At a grander scale, but also much like how Austin relegated the city's environmental risks to its eastern cooridor, the City of Austin has produced environmental hazards that are more displaced from Austin's residents and cherished local landscapes and ecologies. For instance, the vast oil and gas resources controlled by UT Austin, the flagship university of the University of Texas system, have long been deployed to aquire or develop infrastructure to attract high-tech industry to the city. And the map of these oil and gas leases correlates strongly with the highest rates of cancer risk due to air pollution in the state. The City's public utilty, Austin Energy (AE) also owns ecologically destructive assets that compromise public health in well-removed places. For example, AE's dirtiest energy asset, the Fayette Power Plant (FPP), is located 64 miles away in La Grange, Texas. This coal plant is the 16th largest polluting facility in the state of Texas, emitting mercury, lead, nitrogen oxides, sulfur dioxide, carbon monoxide, particulate matter, and other pollutants that are associated with ecological destruction, cancer, and other serious health conditions. In 2004, the Clean Air Task Force conducted a study that estimated econmoic damages related to the ecological and public health impacts from FPP's pollution at $5.6 million annually. After decades long battle, AE's share of the FPP (AE owns 1/3 of the plant, the Lower Colorado River Authority (LCRA) owns the other 2/3) was slated for closure in 2022, according to the 2017 Resource Generation and Climate Protection Plan. In november of 2021, however, it was announced that negotiations with LCRA broke down, and Austin Energy's share of the plant is no longer expected to close any time soon.
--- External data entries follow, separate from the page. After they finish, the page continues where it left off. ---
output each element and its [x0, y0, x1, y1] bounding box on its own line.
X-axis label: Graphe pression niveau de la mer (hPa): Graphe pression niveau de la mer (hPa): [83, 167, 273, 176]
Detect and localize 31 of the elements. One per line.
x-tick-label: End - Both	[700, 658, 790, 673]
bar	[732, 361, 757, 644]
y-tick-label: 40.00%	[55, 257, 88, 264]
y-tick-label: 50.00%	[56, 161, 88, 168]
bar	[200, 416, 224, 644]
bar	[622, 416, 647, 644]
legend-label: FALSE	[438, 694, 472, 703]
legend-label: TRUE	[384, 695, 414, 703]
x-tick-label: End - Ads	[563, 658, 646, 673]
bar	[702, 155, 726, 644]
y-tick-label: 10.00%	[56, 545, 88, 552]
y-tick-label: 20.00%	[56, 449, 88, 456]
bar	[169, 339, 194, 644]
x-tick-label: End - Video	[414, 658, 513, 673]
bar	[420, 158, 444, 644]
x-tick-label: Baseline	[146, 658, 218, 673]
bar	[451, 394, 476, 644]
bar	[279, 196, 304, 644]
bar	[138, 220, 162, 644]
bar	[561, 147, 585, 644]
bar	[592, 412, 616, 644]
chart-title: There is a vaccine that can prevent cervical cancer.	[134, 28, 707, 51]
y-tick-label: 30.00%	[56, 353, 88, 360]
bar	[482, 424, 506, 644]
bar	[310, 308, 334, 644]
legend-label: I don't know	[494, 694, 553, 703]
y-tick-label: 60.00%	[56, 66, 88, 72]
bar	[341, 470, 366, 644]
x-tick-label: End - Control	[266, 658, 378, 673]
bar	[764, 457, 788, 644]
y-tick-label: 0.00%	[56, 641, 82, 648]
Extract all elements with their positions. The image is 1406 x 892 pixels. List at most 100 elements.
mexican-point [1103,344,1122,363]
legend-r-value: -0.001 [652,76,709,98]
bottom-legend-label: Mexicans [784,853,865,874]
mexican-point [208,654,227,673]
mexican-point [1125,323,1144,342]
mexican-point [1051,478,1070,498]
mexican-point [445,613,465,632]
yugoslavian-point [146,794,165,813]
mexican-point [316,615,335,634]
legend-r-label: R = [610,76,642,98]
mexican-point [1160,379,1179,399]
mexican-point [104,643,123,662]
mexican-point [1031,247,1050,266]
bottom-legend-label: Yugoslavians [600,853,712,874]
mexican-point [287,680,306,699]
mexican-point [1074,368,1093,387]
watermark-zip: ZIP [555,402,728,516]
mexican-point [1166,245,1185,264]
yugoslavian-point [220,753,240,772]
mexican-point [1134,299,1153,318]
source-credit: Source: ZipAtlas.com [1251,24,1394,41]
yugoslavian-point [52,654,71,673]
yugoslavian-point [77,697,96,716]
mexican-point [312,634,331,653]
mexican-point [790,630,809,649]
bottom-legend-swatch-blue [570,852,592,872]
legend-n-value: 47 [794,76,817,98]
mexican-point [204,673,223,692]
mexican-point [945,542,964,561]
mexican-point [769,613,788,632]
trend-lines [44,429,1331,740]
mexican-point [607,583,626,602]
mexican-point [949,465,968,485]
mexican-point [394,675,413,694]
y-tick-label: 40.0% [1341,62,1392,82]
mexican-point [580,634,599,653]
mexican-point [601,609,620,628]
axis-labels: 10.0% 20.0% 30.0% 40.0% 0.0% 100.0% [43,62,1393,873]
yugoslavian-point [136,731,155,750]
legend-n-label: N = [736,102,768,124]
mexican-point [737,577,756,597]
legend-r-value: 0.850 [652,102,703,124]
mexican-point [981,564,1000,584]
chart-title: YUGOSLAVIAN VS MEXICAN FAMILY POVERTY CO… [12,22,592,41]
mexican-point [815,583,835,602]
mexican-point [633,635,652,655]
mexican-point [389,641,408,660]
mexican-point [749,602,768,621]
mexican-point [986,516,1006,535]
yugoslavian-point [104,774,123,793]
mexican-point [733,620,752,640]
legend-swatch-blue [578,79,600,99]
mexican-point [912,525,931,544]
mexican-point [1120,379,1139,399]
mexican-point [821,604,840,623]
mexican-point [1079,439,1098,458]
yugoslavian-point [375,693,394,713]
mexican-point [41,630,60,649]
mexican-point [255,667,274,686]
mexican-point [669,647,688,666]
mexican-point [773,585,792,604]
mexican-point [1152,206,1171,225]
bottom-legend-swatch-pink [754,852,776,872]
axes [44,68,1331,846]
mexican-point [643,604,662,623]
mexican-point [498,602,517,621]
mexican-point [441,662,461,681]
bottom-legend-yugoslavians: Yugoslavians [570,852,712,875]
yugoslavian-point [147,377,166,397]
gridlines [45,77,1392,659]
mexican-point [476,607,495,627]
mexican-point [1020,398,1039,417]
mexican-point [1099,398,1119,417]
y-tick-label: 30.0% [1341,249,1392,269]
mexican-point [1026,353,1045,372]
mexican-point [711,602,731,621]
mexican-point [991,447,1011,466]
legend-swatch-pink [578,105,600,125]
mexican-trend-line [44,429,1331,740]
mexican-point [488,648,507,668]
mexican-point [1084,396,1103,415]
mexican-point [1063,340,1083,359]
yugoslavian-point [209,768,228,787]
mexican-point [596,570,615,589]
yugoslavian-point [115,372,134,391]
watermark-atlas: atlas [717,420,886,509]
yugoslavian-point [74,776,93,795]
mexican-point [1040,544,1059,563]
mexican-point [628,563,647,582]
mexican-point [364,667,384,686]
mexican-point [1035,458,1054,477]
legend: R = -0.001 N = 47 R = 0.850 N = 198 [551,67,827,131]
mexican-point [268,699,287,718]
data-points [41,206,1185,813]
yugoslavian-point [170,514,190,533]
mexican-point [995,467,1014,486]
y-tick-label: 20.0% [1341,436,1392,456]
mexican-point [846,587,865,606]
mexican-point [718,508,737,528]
Aside from these pollutive industries, the City of Austin (along with Central Texas more generally) is notoriously flood prone. In just five years, between 2013 and 2018, Austin experienced three 100-year floods, resulting in extensive financial and infrastructural damage as well as significant loss of life. In 2018, the National Oceanic and Atmospheric Administration's Atlas 14 detailed the flood risks in central Texas, which were considerably higher than previously thought. The shock induced by this study provoked ATX Floodplains, Austin's a 5-year project to re-assess and remap Austin's floodplains and adjust insurance requirements/premiums and emergency planning accordingly.